Entscheidend sei, so der Papst, dass die Sakramente nicht „etwas Fremdes" blieben: Es könne passieren, dass ein Sakrament isoliert stehen bleibe und somit nicht eine Realität sei, die in die Gesamtheit unseres Menschseins eingefügt werde. Nachdrücklich ermutigte der Heilige Vater in diesem Zusammenhang zu Katechesen-Reihen in den Pfarreien.

Es sei wichtig, dass Gott „in unser Leben eintritt und wirklich ein Freund ist, mit dem wir sprechen können und der mit uns spricht", fuhr Papst Benedikt fort. „Wir müssen lernen, Eucharistie zu feiern, und wir müssen Jesus Christus kennen lernen, den Gott, der ein menschliches Gesicht hat. Wir müssen in eine Beziehung mit ihm eintreten, lernen, ihm zuzuhören und ihm erlauben, in uns einzutreten."

In der Kommunion sei der Auferstandene den Gläubigen nicht nur „nahe", er verwandle sie auch, bekräftigte der Bischof von Rom. Die Eucharistiefeier sei von zentraler Bedeutung, um mit Gott zu leben. Durch sie seien die Gläubigen nicht mehr voneinander getrennte Einzelwesen: „Wir werden alle dem gleichen Christus einverleibt, wenn wir die Eucharistie richtig empfangen."
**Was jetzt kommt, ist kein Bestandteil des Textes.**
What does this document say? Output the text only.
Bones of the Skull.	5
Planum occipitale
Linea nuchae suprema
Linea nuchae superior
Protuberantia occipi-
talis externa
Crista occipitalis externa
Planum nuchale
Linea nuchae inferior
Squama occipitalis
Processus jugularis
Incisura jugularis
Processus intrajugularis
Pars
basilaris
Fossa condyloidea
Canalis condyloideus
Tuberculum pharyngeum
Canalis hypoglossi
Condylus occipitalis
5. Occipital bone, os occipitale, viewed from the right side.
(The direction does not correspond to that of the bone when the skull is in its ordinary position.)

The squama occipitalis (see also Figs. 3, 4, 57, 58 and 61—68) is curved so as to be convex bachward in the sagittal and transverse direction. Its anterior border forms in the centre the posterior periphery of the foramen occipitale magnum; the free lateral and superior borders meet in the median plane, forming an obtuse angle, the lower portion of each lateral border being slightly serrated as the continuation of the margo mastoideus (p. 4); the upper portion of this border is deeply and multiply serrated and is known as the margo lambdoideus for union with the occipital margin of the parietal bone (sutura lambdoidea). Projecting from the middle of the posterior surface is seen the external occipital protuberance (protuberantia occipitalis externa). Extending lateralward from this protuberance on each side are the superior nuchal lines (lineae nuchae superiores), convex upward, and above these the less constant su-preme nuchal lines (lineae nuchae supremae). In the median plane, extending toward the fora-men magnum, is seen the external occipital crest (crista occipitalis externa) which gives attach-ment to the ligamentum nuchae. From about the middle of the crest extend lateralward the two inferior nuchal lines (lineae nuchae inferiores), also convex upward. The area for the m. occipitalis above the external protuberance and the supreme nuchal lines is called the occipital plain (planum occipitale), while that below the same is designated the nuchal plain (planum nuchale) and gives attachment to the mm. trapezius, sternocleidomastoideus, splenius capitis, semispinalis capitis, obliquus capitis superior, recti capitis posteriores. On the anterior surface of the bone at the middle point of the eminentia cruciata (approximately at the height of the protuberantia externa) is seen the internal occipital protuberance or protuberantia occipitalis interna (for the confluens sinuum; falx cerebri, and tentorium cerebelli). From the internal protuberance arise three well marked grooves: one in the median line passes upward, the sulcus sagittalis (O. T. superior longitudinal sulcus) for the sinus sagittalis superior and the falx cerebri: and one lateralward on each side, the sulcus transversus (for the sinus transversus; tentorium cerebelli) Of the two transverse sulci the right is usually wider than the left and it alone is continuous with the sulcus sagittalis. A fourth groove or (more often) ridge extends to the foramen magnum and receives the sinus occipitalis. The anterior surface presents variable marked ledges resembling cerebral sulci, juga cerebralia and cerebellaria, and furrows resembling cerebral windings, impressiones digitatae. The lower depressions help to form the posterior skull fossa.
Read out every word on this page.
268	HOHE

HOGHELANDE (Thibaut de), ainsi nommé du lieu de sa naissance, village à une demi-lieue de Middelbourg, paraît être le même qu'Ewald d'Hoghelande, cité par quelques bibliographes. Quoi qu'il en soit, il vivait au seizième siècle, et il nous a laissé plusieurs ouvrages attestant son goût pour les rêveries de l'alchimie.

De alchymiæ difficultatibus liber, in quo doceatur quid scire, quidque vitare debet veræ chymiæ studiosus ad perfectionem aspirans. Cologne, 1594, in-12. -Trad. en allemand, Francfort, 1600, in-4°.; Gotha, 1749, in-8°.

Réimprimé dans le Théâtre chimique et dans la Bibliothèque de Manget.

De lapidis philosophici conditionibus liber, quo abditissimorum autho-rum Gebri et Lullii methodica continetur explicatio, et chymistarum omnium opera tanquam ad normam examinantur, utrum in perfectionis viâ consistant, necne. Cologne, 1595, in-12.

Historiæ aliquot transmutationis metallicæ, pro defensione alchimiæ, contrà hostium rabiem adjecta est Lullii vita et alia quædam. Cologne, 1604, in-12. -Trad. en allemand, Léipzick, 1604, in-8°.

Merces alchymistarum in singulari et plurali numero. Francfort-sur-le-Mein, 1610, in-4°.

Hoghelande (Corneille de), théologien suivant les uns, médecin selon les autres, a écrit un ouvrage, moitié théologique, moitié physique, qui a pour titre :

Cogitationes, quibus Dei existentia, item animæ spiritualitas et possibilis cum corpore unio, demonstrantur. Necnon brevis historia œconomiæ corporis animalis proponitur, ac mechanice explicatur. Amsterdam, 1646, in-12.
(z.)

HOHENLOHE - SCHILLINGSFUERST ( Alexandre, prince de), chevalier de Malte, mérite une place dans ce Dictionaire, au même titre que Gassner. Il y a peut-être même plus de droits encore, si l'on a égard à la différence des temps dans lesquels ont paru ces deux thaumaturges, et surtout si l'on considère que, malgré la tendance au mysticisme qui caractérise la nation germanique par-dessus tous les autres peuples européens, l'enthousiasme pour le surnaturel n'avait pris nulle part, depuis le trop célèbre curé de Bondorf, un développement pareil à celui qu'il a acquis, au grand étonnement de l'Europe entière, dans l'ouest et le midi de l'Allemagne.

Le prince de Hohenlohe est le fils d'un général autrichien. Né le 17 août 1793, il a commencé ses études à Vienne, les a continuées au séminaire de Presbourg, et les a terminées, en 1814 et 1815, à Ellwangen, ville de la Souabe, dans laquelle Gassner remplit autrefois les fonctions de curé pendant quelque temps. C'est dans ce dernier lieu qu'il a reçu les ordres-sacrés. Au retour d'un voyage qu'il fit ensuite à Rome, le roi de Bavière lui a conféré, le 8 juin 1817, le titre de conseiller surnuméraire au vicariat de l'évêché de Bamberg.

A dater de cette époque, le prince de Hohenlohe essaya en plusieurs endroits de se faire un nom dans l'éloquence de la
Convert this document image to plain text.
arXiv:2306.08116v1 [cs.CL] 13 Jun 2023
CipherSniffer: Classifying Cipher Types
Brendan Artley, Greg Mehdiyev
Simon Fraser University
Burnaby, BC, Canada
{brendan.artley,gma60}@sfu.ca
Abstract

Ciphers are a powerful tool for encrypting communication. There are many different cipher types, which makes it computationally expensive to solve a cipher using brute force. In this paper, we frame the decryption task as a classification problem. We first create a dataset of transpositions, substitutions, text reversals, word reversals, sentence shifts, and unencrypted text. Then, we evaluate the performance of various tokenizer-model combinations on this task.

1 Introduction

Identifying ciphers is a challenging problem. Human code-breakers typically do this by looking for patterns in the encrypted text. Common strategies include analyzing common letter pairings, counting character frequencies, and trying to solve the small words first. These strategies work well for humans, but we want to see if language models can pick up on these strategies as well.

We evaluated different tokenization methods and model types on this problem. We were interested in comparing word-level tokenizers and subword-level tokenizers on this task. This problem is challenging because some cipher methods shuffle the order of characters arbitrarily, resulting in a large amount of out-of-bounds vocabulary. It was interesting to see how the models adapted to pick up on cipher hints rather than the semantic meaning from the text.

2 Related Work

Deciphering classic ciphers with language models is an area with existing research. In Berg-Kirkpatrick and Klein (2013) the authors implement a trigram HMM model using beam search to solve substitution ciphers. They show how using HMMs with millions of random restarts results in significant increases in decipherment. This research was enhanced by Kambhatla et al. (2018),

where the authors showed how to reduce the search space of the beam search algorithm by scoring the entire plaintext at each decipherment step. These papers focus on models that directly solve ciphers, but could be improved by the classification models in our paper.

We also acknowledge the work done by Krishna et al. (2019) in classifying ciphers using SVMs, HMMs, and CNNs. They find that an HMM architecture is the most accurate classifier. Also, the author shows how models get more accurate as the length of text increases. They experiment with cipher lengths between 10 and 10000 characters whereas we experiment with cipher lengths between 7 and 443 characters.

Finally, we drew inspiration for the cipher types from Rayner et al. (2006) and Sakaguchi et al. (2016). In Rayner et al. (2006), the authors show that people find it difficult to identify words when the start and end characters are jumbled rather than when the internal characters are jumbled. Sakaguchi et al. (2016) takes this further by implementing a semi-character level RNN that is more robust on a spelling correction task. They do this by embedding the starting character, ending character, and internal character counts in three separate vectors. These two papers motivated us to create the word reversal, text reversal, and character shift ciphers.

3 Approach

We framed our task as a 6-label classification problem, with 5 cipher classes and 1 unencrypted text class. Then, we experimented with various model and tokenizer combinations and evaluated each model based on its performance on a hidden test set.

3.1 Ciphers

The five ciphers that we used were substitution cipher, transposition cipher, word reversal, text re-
Eucharistie und sakramentale Katechese müssten bis in die Tiefe der menschlichen Existenz vordringen; so könnten sie eine Schule werden, die für die Stimme Gottes hellhörig mache. Dazu gehöre auch eine bessere Kenntnis der Liturgie, die Papst Benedikt das „Herzstück unseres Christseins" nannte.